Argh -venting-

Not such a good day.  I had a horrible phone conversation and feeling low.  I don’t know what is wrong with my dad these days, but he’s been getting into the habit of telling people things they have no business knowing –about me, and my sisters and their families.  He’s always been a good friend and there’s a lot of years of deep trust in our relationship, but in the last few months he’s gotten loose lips about family business and it can be quite humiliating.  This last incident I found out about today really made me want to crawl under a rock and die of embaressment.  I’m still considering that course of action, btw, so if I’m not on buddyslim you know what happened ;P

Apparently I can’t trust him with -anything- anymore.  I’ve talked to him about this, and so have my sisters, but I guess he doesn’t see what he’s doing wrong, because he keeps on doing it!

Was ok before that phone call, but I’m so completely low I’m thinking there must be pms lurking somewhere.  Don’t know for sure, maybe its just a bad day.  I don’t crave food, in fact I had quite a subdued appetite all day.

So on plan for eating, but not for exercise.  I did do a bunch of cleaning today but its just not the same.  Some days, it seems a year, or two or three of being on plan is nothing at all, and other days it seems like an eternity.  Just to see some results, that is.  I know I can’t ever go back to how I was eating, and I don’t think I’d even want to.

PS spellchecker doesn’t seem to work D:

6 Comments so far

  1. bdupree @ July 2nd, 2007

    *hugs*

  2. WonderWoman @ July 2nd, 2007

    Well, of course you’re feeling low, regardless of PMS. No one wants to be talked about, especially if what was said was humiliating. So, what’s done is done and people know the “story”. But, now learn from it. Your Dad obviously doesn’t get it and he might be telling people things because he could be lonely. Not saying it’s so, but it could be. So now don’t tell him anything too personal. And don’t tell any brother or sister anything personal if you know they tell your Dad everything either. Start being selective on who knows what about you. I hope you feel better about the situation and I hope none of this affects your goals. Try and stay upbeat. :)

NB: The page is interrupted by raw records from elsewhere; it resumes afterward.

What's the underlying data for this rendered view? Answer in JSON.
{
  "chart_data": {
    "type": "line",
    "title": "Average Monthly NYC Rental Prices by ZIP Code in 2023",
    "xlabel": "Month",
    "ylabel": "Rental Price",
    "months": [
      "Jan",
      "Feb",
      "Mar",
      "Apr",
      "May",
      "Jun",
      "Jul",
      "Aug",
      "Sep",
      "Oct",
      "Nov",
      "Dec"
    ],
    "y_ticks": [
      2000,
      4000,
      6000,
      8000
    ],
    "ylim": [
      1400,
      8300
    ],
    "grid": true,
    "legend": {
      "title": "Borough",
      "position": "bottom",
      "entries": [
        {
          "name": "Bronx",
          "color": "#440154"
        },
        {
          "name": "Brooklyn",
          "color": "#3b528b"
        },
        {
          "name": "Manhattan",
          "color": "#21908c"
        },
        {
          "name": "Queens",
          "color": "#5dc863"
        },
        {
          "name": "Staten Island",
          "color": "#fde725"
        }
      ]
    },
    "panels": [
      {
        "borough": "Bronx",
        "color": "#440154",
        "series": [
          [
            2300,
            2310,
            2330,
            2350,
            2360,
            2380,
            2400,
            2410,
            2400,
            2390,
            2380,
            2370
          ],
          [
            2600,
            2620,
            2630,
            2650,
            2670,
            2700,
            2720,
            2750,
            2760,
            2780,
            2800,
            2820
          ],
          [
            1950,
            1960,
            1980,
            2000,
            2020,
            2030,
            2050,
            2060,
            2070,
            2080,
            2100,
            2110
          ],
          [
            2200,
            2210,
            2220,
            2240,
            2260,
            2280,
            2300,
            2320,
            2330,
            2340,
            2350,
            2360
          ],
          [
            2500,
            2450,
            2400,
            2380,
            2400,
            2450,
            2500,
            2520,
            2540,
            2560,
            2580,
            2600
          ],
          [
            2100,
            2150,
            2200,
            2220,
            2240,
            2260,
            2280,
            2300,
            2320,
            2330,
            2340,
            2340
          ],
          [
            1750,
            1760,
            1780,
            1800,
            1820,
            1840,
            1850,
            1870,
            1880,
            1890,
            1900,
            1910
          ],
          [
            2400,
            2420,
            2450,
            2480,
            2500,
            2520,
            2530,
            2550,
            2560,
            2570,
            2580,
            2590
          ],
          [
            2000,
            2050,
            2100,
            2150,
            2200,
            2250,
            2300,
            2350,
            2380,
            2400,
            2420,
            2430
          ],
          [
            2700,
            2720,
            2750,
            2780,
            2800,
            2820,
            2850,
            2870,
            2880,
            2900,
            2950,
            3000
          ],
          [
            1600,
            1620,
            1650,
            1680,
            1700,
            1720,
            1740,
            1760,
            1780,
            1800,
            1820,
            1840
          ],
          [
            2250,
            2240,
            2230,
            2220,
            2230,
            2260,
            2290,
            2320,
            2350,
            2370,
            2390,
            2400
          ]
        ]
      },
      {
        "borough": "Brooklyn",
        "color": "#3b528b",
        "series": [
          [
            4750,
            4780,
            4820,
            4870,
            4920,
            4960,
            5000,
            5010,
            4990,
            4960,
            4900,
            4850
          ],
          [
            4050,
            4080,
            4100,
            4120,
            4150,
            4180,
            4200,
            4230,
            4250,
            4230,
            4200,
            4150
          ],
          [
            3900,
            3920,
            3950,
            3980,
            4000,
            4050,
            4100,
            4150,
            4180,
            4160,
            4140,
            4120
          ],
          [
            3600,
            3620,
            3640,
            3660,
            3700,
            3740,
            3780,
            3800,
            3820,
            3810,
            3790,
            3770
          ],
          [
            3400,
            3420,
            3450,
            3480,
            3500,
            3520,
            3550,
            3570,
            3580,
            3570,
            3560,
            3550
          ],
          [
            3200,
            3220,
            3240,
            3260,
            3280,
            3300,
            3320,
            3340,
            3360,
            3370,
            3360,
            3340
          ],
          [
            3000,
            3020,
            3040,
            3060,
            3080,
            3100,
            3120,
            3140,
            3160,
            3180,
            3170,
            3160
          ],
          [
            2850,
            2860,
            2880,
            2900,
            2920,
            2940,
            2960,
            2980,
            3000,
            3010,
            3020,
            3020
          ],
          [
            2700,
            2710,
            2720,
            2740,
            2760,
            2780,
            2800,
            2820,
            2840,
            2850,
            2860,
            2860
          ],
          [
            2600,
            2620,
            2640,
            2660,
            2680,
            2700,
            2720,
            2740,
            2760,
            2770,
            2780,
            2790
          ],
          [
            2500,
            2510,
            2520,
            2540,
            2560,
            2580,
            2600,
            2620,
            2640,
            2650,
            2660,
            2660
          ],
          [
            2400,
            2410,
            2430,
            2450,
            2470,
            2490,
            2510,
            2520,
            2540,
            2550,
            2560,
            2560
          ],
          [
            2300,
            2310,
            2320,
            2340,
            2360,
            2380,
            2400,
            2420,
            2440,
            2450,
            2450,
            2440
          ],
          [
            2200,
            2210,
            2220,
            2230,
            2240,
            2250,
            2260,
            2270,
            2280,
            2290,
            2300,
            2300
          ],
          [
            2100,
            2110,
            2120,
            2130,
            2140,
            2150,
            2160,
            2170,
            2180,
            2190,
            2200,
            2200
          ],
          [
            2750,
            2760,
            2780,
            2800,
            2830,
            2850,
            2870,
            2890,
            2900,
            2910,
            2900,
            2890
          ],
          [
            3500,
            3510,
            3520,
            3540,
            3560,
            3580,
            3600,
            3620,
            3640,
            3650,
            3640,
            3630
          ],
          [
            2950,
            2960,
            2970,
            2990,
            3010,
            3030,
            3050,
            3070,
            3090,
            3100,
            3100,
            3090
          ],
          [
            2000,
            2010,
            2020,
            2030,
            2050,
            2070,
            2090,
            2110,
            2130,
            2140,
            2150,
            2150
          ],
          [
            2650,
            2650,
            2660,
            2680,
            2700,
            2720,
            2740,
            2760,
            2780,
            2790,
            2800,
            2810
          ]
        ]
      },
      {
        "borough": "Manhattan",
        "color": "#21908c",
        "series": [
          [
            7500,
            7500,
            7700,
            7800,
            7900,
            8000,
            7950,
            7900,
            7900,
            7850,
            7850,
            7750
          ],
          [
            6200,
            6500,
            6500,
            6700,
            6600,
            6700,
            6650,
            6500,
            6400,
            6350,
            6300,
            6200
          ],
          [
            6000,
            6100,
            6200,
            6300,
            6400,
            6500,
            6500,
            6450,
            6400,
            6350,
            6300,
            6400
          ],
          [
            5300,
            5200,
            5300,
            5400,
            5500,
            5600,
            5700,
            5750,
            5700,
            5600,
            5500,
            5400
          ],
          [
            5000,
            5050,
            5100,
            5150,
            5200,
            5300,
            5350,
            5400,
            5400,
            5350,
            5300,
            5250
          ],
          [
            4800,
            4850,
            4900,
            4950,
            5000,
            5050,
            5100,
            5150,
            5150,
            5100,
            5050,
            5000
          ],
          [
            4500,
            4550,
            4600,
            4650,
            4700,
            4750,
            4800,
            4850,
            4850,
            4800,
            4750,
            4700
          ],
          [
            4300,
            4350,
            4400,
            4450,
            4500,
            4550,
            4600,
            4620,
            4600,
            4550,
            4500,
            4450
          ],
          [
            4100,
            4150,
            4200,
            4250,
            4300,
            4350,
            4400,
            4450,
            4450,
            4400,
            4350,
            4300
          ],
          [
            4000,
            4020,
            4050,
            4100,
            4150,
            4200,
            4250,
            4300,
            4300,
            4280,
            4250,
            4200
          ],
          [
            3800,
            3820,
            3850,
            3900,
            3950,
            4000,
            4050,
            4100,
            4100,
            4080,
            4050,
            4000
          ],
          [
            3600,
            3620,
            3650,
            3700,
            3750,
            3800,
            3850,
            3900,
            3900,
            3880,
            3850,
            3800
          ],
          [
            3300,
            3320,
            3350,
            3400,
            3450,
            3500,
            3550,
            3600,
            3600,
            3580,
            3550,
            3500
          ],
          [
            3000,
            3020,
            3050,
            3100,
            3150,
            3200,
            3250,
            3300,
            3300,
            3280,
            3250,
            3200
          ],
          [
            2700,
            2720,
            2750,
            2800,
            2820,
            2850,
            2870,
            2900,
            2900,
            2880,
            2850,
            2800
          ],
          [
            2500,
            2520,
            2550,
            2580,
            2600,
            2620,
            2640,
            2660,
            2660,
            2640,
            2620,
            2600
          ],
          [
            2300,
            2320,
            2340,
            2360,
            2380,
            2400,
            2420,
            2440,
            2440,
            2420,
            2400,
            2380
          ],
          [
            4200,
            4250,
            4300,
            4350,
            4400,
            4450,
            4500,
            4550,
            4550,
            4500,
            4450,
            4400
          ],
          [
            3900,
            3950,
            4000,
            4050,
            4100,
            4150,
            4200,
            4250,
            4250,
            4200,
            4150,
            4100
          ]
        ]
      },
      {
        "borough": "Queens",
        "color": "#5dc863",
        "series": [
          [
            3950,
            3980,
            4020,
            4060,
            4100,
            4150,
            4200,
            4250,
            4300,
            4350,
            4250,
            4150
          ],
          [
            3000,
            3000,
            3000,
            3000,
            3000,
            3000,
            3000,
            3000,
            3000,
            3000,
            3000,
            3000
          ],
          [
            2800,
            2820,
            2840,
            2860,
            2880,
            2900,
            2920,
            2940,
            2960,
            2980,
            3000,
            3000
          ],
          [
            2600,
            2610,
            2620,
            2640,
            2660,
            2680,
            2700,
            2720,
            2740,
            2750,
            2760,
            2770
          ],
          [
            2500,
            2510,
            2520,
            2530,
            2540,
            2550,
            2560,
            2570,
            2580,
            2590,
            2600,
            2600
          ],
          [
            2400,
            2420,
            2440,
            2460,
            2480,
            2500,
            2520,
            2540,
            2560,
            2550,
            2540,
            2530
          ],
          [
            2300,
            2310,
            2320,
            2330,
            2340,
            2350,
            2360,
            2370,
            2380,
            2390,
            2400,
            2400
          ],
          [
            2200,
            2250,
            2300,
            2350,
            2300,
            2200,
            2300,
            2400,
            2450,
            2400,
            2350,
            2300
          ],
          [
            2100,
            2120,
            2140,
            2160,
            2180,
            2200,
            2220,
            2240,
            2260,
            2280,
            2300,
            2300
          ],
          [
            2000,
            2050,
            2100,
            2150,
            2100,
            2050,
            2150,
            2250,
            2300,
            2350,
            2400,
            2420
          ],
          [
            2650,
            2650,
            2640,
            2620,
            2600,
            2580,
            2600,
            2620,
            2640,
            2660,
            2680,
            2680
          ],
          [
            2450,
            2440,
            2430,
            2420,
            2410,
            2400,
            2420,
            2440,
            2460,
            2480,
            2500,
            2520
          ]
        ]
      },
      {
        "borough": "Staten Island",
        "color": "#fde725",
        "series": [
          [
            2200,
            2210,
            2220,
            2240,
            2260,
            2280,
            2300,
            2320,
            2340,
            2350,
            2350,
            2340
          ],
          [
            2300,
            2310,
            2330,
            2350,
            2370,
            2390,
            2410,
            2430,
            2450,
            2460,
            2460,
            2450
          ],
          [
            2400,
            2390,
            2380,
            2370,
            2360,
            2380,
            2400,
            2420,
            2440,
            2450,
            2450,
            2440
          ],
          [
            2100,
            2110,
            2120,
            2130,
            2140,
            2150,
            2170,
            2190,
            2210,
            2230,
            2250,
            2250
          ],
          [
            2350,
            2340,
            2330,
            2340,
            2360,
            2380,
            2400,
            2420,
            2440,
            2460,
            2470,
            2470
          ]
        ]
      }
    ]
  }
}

  3. Serena @ July 2nd, 2007

    I know exactly how you feel. My mum does the exact same thing. Growing up she was always telling everyone about my weight problems and humiliating me in public. I just had to learn to keep things from her. It annoys her immensely, but I know that anything I tell her will be heard by half of town so I’m very selective in what I say.If you have issues you are sensitive about you have to protect yourself, even from people you should be able to trust. Be strong and take care of yourself.

  4. helen28 @ July 2nd, 2007

    It’s really hard to deal with family memebers who seem to think that it’s funny to share private details of our lives but try to let it go over your head. Whats done is done and al he’s achieved is to distance himself from you, he wont have anymore gossip about you if you don’t trust him enough to confide in him anymore. Keep your chin up.

  5. lw76 @ July 2nd, 2007

    Sorry to hear that you have been having a rotten day. Stick with your eating plan and even though you don’t feel it the same as exercising, that housework is still wonderful activity to burn calories. Make the commitment to exercise tomorrow. It’s okay to have a bad day. I think that my mother still views me as her little girl and as she gets older she grows more sinical. She hurts me sometimes with the things that she says without intention. She feels badly afterwards but will still say ‘But it’s the truth’. That gets on my nerves! Anyway, hang in there, you’re worth it!

  6. nikki @ July 2nd, 2007

    I agree with Wonder Woman. Try to look at this as a learning lesson, that you can no longer talk to your dad about things you don’t want anyone else to know. Try not to be too down.